Thursday, 30 October 2014
Last updated 39 min ago
May 25 2012 | 3:24am ET
Prosecutors continued to build their case that former McKinsey & Co. chief Rajat Gupta passed Galleon Group founder Raj Rajaratnam confidential tips about the companies on whose boards he served yesterday at Gupta's trial.
The government called a McKinsey technology and security manager to explain records from Sept. 23, 2008, when Goldman Sachs struck a deal with Berkshire Hathaway to have the latter invest $5 billion in the bank. The document showed both Gupta's participation in the Goldman board conference call about the investment and a two-minute call to Rajaratnam seconds after the Goldman call ended.
Prosecutors have alleged that Gupta told Rajaratnam about the Berkshire deal, allowing Galleon to buy hundreds of thousands of Goldman shares before the market closed minutes later. Goldman announced the Berkshire deal a few hours after the close, earning Galleon more than $800,000 in illicit profits.
While the government has thousands of wiretaps involving Rajaratnam, they didn't manage to record the short call between Rajaratnam and Gupta that day. But they did play for the jury a discussion between Rajaratnam and a Galleon trader the following day.
On the tape, Rajaratnam is heard telling Ian Horowitz, who was out of the office on Sept. 23, "I got a call, right, saying something good's gonna happen," Rajaratnam said. He then told Horowitz that he ordered Galleon traders to stock up on Goldman shares at 3:58, three minutes after he got off the phone with Gupta and two minutes before the market closed.

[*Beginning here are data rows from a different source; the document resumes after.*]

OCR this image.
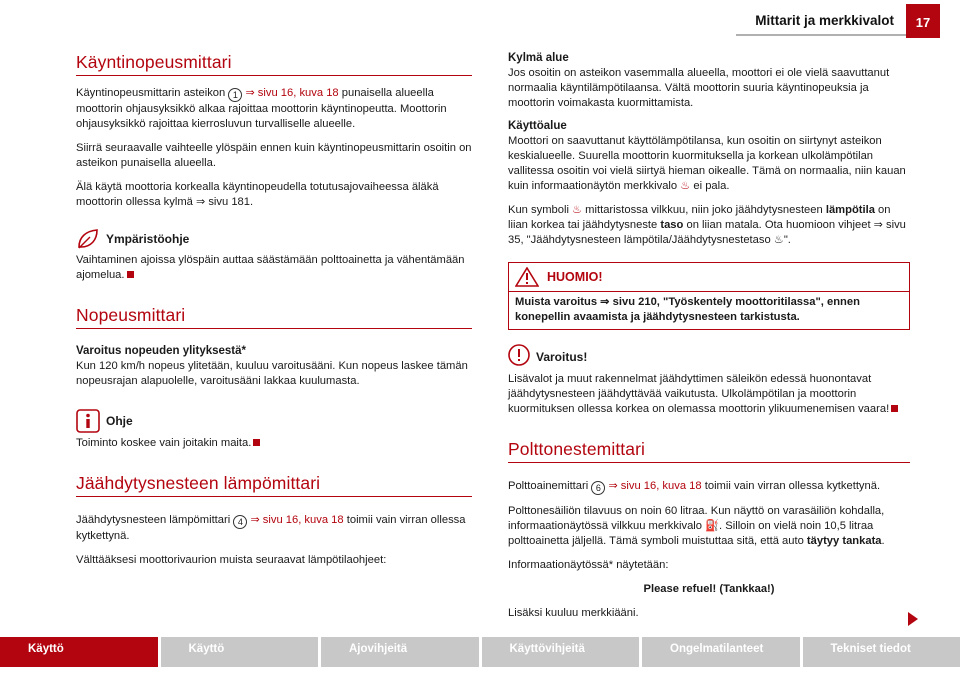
Mittarit ja merkkivalot	17
Käyntinopeusmittari

Käyntinopeusmittarin asteikon 1 ⇒ sivu 16, kuva 18 punaisella alueella moottorin ohjausyksikkö alkaa rajoittaa moottorin käyntinopeutta. Moottorin ohjausyksikkö rajoittaa kierrosluvun turvalliselle alueelle.

Siirrä seuraavalle vaihteelle ylöspäin ennen kuin käyntinopeusmittarin osoitin on asteikon punaisella alueella.

Älä käytä moottoria korkealla käyntinopeudella totutusajovaiheessa äläkä moottorin ollessa kylmä ⇒ sivu 181.

Ympäristöohje

Vaihtaminen ajoissa ylöspäin auttaa säästämään polttoainetta ja vähentämään ajomelua.

Nopeusmittari
Varoitus nopeuden ylityksestä*

Kun 120 km/h nopeus ylitetään, kuuluu varoitusääni. Kun nopeus laskee tämän nopeusrajan alapuolelle, varoitusääni lakkaa kuulumasta.

Ohje

Toiminto koskee vain joitakin maita.

Jäähdytysnesteen lämpömittari

Jäähdytysnesteen lämpömittari 4 ⇒ sivu 16, kuva 18 toimii vain virran ollessa kytkettynä.

Välttääksesi moottorivaurion muista seuraavat lämpötilaohjeet:

Kylmä alue

Jos osoitin on asteikon vasemmalla alueella, moottori ei ole vielä saavuttanut normaalia käyntilämpötilaansa. Vältä moottorin suuria käyntinopeuksia ja moottorin voimakasta kuormittamista.

Käyttöalue

Moottori on saavuttanut käyttölämpötilansa, kun osoitin on siirtynyt asteikon keskialueelle. Suurella moottorin kuormituksella ja korkean ulkolämpötilan vallitessa osoitin voi vielä siirtyä hieman oikealle. Tämä on normaalia, niin kauan kuin informaationäytön merkkivalo ♨ ei pala.

Kun symboli ♨ mittaristossa vilkkuu, niin joko jäähdytysnesteen lämpötila on liian korkea tai jäähdytysneste taso on liian matala. Ota huomioon vihjeet ⇒ sivu 35, "Jäähdytysnesteen lämpötila/Jäähdytysnestetaso ♨".

HUOMIO!
Muista varoitus ⇒ sivu 210, "Työskentely moottoritilassa", ennen konepellin avaamista ja jäähdytysnesteen tarkistusta.
Varoitus!

Lisävalot ja muut rakennelmat jäähdyttimen säleikön edessä huonontavat jäähdytysnesteen jäähdyttävää vaikutusta. Ulkolämpötilan ja moottorin kuormituksen ollessa korkea on olemassa moottorin ylikuumenemisen vaara!

Polttonestemittari

Polttoainemittari 6 ⇒ sivu 16, kuva 18 toimii vain virran ollessa kytkettynä.

Polttonesäiliön tilavuus on noin 60 litraa. Kun näyttö on varasäiliön kohdalla, informaationäytössä vilkkuu merkkivalo ⛽. Silloin on vielä noin 10,5 litraa polttoainetta jäljellä. Tämä symboli muistuttaa sitä, että auto täytyy tankata.

Informaationäytössä* näytetään:

Please refuel! (Tankkaa!)

Lisäksi kuuluu merkkiääni.

Käyttö	Käyttö	Ajovihjeitä	Käyttövihjeitä	Ongelmatilanteet	Tekniset tiedot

Another witness, Goldman board member William George, also testified yesterday, telling the jury that it is against Goldman policy to discuss board meetings with outsiders. He also confirmed that Goldman had discussed buying a commercial bank at a June 2008 meeting; jurors heard a tape of a Gupta-Rajaratnam conversation from a month later discussing that discussion, although prosecutors have not charged Gupta with any wrongdoing in that case.
While most of the four-day-long trial has focused on Goldman, Gupta is also accused of passing tips about Procter & Gamble to Rajaratnam. Yesterday, J.M. Smucker Co. CFO Mark Belgya took the stand to discuss his company's talks to acquire Folgers Coffee from P&G.
Belgya told the jury that details of the deal, the largest in Smucker's history, were supposed to be kept confidential, even after the Smucker board had approved it. Smucker even had a code word for the talks, Project Moon.
A public announcement of the deal was moved up by a day after The Wall Street Journal reported the possible transaction.
In addition to talk of alleged insider dealing, prosecutors also sought to head off an expected argument from Gupta's defense lawyers that their client's friendship with Rajaratnam had deteriorated by the time the government claims he started tipping the now-imprisoned hedge fund manager. The prosecution introduced a 2007 e-mail from Gupta to a McKinsey director calling Rajaratnam "one of the most outstanding hedge fund managers and a very close friend."
Also yesterday, U.S. District Judge Rakoff dismissed a juror due to his father's declining health. That juror, a design and organizational behavior professor, had notified the judge on Wednesday that his father, who lives in France, had suffered a stroke. Yesterday morning, the juror was dismissed and replaced with an alternate, a retired librarian.
Another juror's planned root canal will send the court home early today, in advance of the three-day holiday weekend. The trial will resume on Tuesday. Former McKinsey director Anil Kumar, who pleaded guilty to tipping Rajaratnam and who was a friend of both Rajaratnam and Gupta, is expected to testify on one of those days.